La solution au pli crée le défaut de la caméra. Et il faudra les tests complets, en plein jour, dans un salon, dans un train, avec un film et avec un livre, pour dire si le compromis est bon.

Les prises en main d’Apple Park ne pouvaient pas le dire, on l’avait écrit en les résumant. Trois secondes de tapis rouge filmées par Deadline non plus, et John Ternus, s’il avait su que cette image deviendrait la première du Duo en extérieur, aurait probablement monté la luminosité avant de le sortir de sa poche.

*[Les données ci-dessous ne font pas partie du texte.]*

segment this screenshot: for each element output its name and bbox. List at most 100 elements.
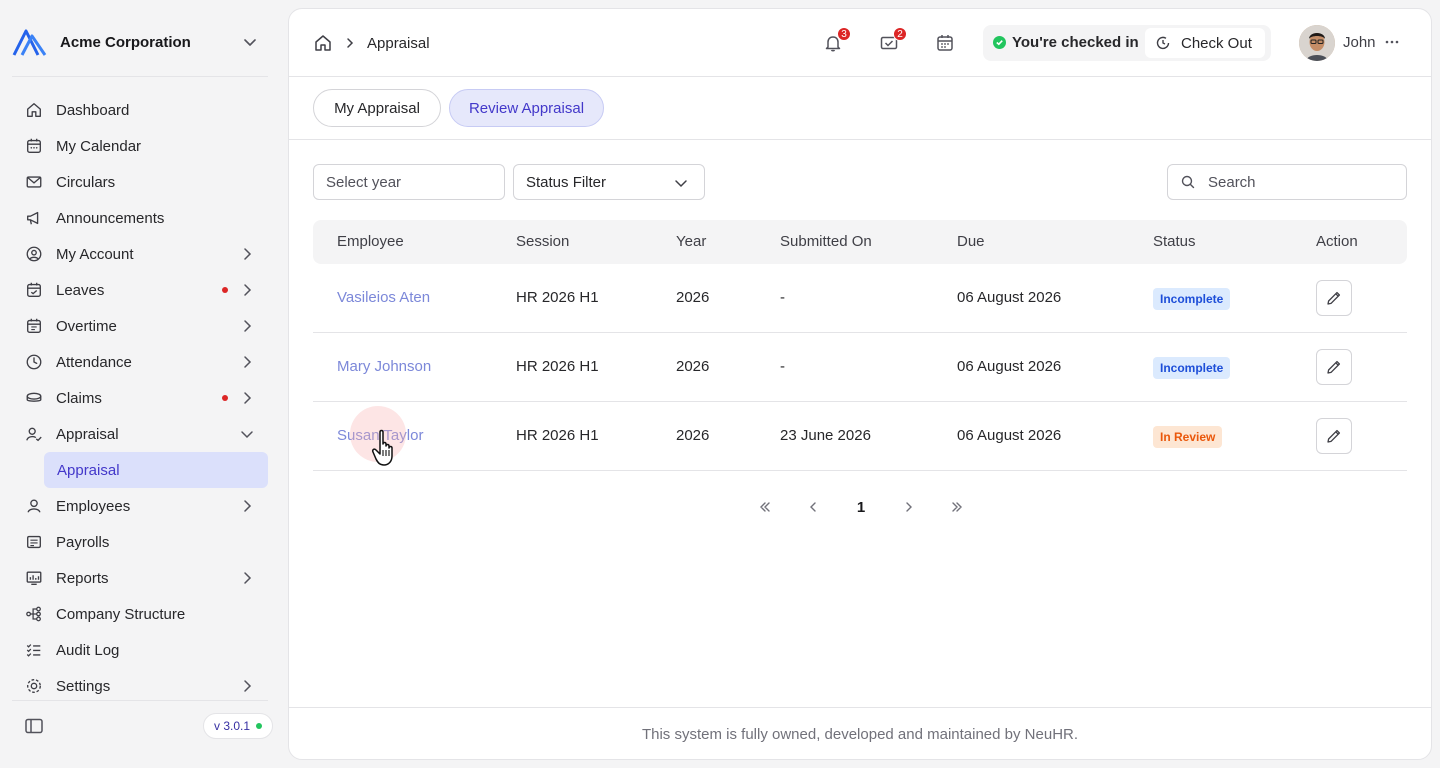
sidebar-item-label: Leaves (56, 281, 105, 299)
sidebar-item-overtime[interactable]: Overtime (12, 308, 268, 344)
org-switcher[interactable]: Acme Corporation (12, 22, 268, 62)
avatar[interactable] (1299, 25, 1335, 61)
chevron-right-icon (906, 502, 912, 512)
sidebar-item-label: Reports (56, 569, 109, 587)
chevron-right-icon (244, 392, 252, 404)
more-horizontal-icon[interactable] (1383, 33, 1401, 51)
user-photo-icon (1299, 25, 1335, 61)
employee-link[interactable]: Susan Taylor (337, 427, 423, 444)
sidebar-item-employees[interactable]: Employees (12, 488, 268, 524)
next-page-button[interactable] (897, 495, 921, 519)
sidebar-item-appraisal[interactable]: Appraisal (12, 416, 268, 452)
breadcrumb-current: Appraisal (367, 34, 430, 52)
chevron-down-icon (241, 431, 253, 439)
sidebar-item-leaves[interactable]: Leaves (12, 272, 268, 308)
sidebar-toggle-icon[interactable] (24, 716, 44, 736)
sidebar-item-announcements[interactable]: Announcements (12, 200, 268, 236)
chevron-right-icon (244, 284, 252, 296)
notification-dot (222, 395, 228, 401)
sidebar-item-company-structure[interactable]: Company Structure (12, 596, 268, 632)
tab-review-appraisal[interactable]: Review Appraisal (449, 89, 604, 127)
checkin-widget: You're checked in Check Out (983, 25, 1271, 61)
chart-icon (24, 568, 44, 588)
year-select[interactable]: Select year (313, 164, 505, 200)
notifications-button[interactable]: 3 (823, 27, 851, 53)
status-filter-dropdown[interactable]: Status Filter (513, 164, 705, 200)
org-name: Acme Corporation (60, 33, 191, 51)
due-cell: 06 August 2026 (957, 427, 1062, 444)
mail-icon (24, 172, 44, 192)
filter-bar: Select year Status Filter Search (313, 164, 1407, 200)
sidebar-item-dashboard[interactable]: Dashboard (12, 92, 268, 128)
tab-my-appraisal[interactable]: My Appraisal (313, 89, 441, 127)
home-icon (24, 100, 44, 120)
divider (12, 76, 268, 77)
sidebar-item-label: Overtime (56, 317, 117, 335)
session-cell: HR 2026 H1 (516, 289, 599, 306)
calendar-button[interactable] (935, 33, 955, 53)
sidebar-item-label: My Account (56, 245, 134, 263)
sidebar-item-reports[interactable]: Reports (12, 560, 268, 596)
sidebar-item-circulars[interactable]: Circulars (12, 164, 268, 200)
column-header: Year (676, 233, 707, 250)
chevron-down-icon (675, 180, 687, 188)
sidebar-item-my-calendar[interactable]: My Calendar (12, 128, 268, 164)
page-number-current[interactable]: 1 (849, 495, 873, 519)
user-name[interactable]: John (1343, 34, 1376, 51)
first-page-button[interactable] (753, 495, 777, 519)
edit-button[interactable] (1316, 418, 1352, 454)
search-input[interactable]: Search (1167, 164, 1407, 200)
sidebar-item-label: Appraisal (56, 425, 119, 443)
year-cell: 2026 (676, 427, 710, 444)
employee-link[interactable]: Mary Johnson (337, 358, 431, 375)
messages-count: 2 (893, 27, 907, 41)
sidebar-item-claims[interactable]: Claims (12, 380, 268, 416)
check-out-button[interactable]: Check Out (1145, 28, 1265, 58)
prev-page-button[interactable] (801, 495, 825, 519)
sidebar-item-settings[interactable]: Settings (12, 668, 268, 696)
session-cell: HR 2026 H1 (516, 358, 599, 375)
sidebar-item-label: Audit Log (56, 641, 120, 659)
chevron-right-icon (244, 248, 252, 260)
column-header: Action (1316, 233, 1358, 250)
pencil-icon (1327, 360, 1341, 374)
sidebar-item-label: Claims (56, 389, 102, 407)
receipt-icon (24, 532, 44, 552)
checked-in-text: You're checked in (1012, 34, 1139, 51)
topbar: Appraisal 3 2 You're checked in Check Ou… (289, 9, 1431, 77)
employee-link[interactable]: Vasileios Aten (337, 289, 430, 306)
status-badge: In Review (1153, 426, 1223, 448)
appraisal-table: Employee Session Year Submitted On Due S… (313, 220, 1407, 471)
sidebar-item-my-account[interactable]: My Account (12, 236, 268, 272)
chevrons-right-icon (952, 502, 962, 512)
sidebar-item-attendance[interactable]: Attendance (12, 344, 268, 380)
table-row: Susan Taylor HR 2026 H1 2026 23 June 202… (313, 402, 1407, 471)
chevron-down-icon[interactable] (240, 32, 260, 52)
last-page-button[interactable] (945, 495, 969, 519)
sidebar-item-label: Attendance (56, 353, 132, 371)
column-header: Session (516, 233, 570, 250)
sidebar-subitem-label: Appraisal (57, 461, 120, 479)
column-header: Employee (337, 233, 404, 250)
edit-button[interactable] (1316, 349, 1352, 385)
messages-button[interactable]: 2 (879, 27, 907, 53)
submitted-cell: - (780, 289, 785, 306)
sidebar-subitem-appraisal[interactable]: Appraisal (44, 452, 268, 488)
search-icon (1181, 175, 1195, 189)
divider (12, 700, 268, 701)
check-out-label: Check Out (1181, 34, 1252, 52)
column-header: Due (957, 233, 985, 250)
sidebar-item-label: Payrolls (56, 533, 110, 551)
sidebar-item-audit-log[interactable]: Audit Log (12, 632, 268, 668)
user-check-icon (24, 424, 44, 444)
footer-text: This system is fully owned, developed an… (641, 726, 1079, 743)
chevrons-left-icon (760, 502, 770, 512)
user-circle-icon (24, 244, 44, 264)
edit-button[interactable] (1316, 280, 1352, 316)
sidebar-item-payrolls[interactable]: Payrolls (12, 524, 268, 560)
pencil-icon (1327, 291, 1341, 305)
calendar-icon (24, 136, 44, 156)
clock-arrow-icon (1156, 36, 1170, 50)
home-icon[interactable] (313, 33, 333, 53)
sidebar-item-label: My Calendar (56, 137, 142, 155)
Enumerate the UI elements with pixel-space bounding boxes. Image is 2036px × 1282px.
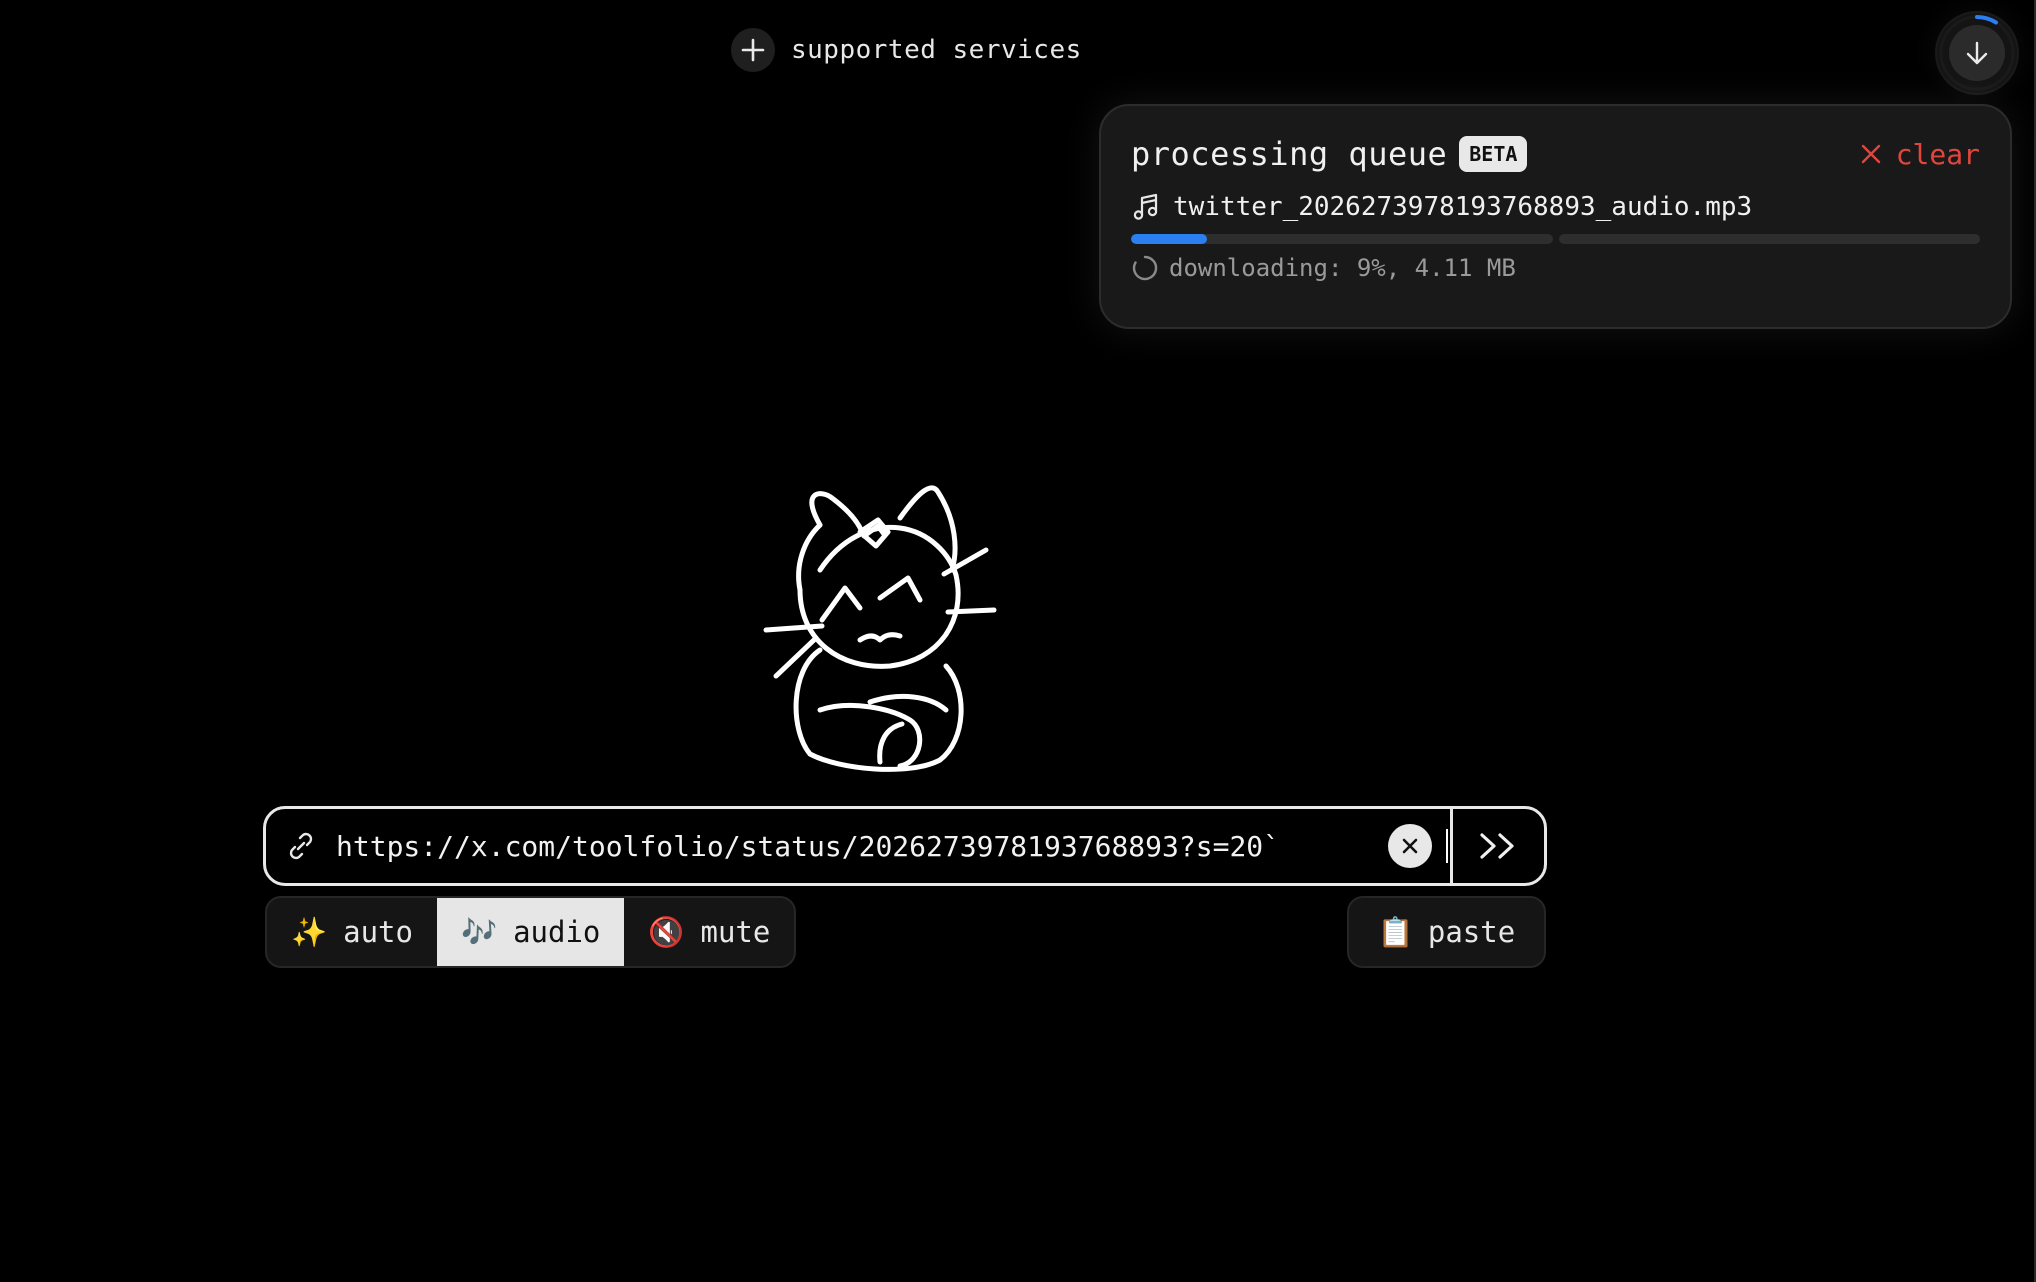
queue-item-filename: twitter_2026273978193768893_audio.mp3 [1173, 192, 1753, 222]
muted-speaker-icon: 🔇 [648, 914, 685, 949]
progress-fill [1131, 234, 1207, 244]
close-icon [1402, 838, 1418, 854]
music-notes-icon: 🎶 [460, 914, 498, 949]
supported-services-button[interactable]: supported services [731, 28, 1082, 72]
progress-segment [1558, 234, 1980, 244]
queue-item-file: twitter_2026273978193768893_audio.mp3 [1131, 192, 1980, 222]
queue-title: processing queue [1131, 135, 1448, 173]
sparkles-icon: ✨ [291, 914, 328, 949]
music-note-icon [1133, 193, 1158, 220]
paste-button[interactable]: 📋 paste [1347, 896, 1546, 968]
link-icon [266, 830, 336, 862]
queue-title-group: processing queue BETA [1131, 135, 1528, 173]
mode-audio-label: audio [513, 915, 601, 949]
mode-mute-button[interactable]: 🔇 mute [624, 898, 794, 966]
close-icon [1861, 144, 1880, 164]
processing-queue-panel: processing queue BETA clear twitter_2026… [1099, 104, 2012, 329]
mode-auto-label: auto [343, 915, 413, 949]
progress-ring [1939, 15, 2015, 91]
text-caret [1446, 829, 1448, 863]
queue-item: twitter_2026273978193768893_audio.mp3 do… [1131, 192, 1980, 282]
clipboard-icon: 📋 [1377, 914, 1414, 949]
spinner-icon [1132, 255, 1158, 281]
download-queue-button[interactable] [1937, 13, 2017, 93]
double-chevron-right-icon [1480, 833, 1514, 859]
url-input[interactable]: https://x.com/toolfolio/status/202627397… [336, 830, 1446, 863]
mode-auto-button[interactable]: ✨ auto [267, 898, 437, 966]
clear-input-button[interactable] [1388, 824, 1432, 868]
queue-item-status-row: downloading: 9%, 4.11 MB [1131, 254, 1980, 282]
download-mode-switcher: ✨ auto 🎶 audio 🔇 mute [265, 896, 797, 968]
queue-item-status: downloading: 9%, 4.11 MB [1169, 254, 1516, 282]
url-input-container: https://x.com/toolfolio/status/202627397… [263, 806, 1547, 886]
supported-services-label: supported services [791, 35, 1082, 65]
cat-mascot-illustration [763, 485, 997, 772]
submit-download-button[interactable] [1450, 806, 1547, 886]
clear-label: clear [1895, 137, 1980, 171]
clear-queue-button[interactable]: clear [1860, 138, 1980, 171]
plus-icon [731, 28, 775, 72]
queue-item-progress [1131, 234, 1980, 244]
mode-audio-button[interactable]: 🎶 audio [436, 898, 625, 966]
beta-badge: BETA [1459, 136, 1528, 172]
mode-mute-label: mute [700, 915, 771, 949]
progress-segment [1131, 234, 1553, 244]
paste-label: paste [1427, 915, 1516, 949]
queue-header: processing queue BETA clear [1131, 132, 1980, 176]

Ce qu’on peut dire dès maintenant, avec deux ans d’iPad Pro derrière nous, c’est que la nanotexture ne détruit ni la luminosité ni les couleurs, qu’elle adoucit le grain de l’image et relève les noirs en pièce éclairée, et que ceux qui l’ont détestée sur iPad la détesteront sur iPhone. Ils sont une minorité. Mais à 2 339 euros, ils auront raison d’aller voir l’écran en boutique avant de le commander, ce qui sera possible dès le 23 octobre.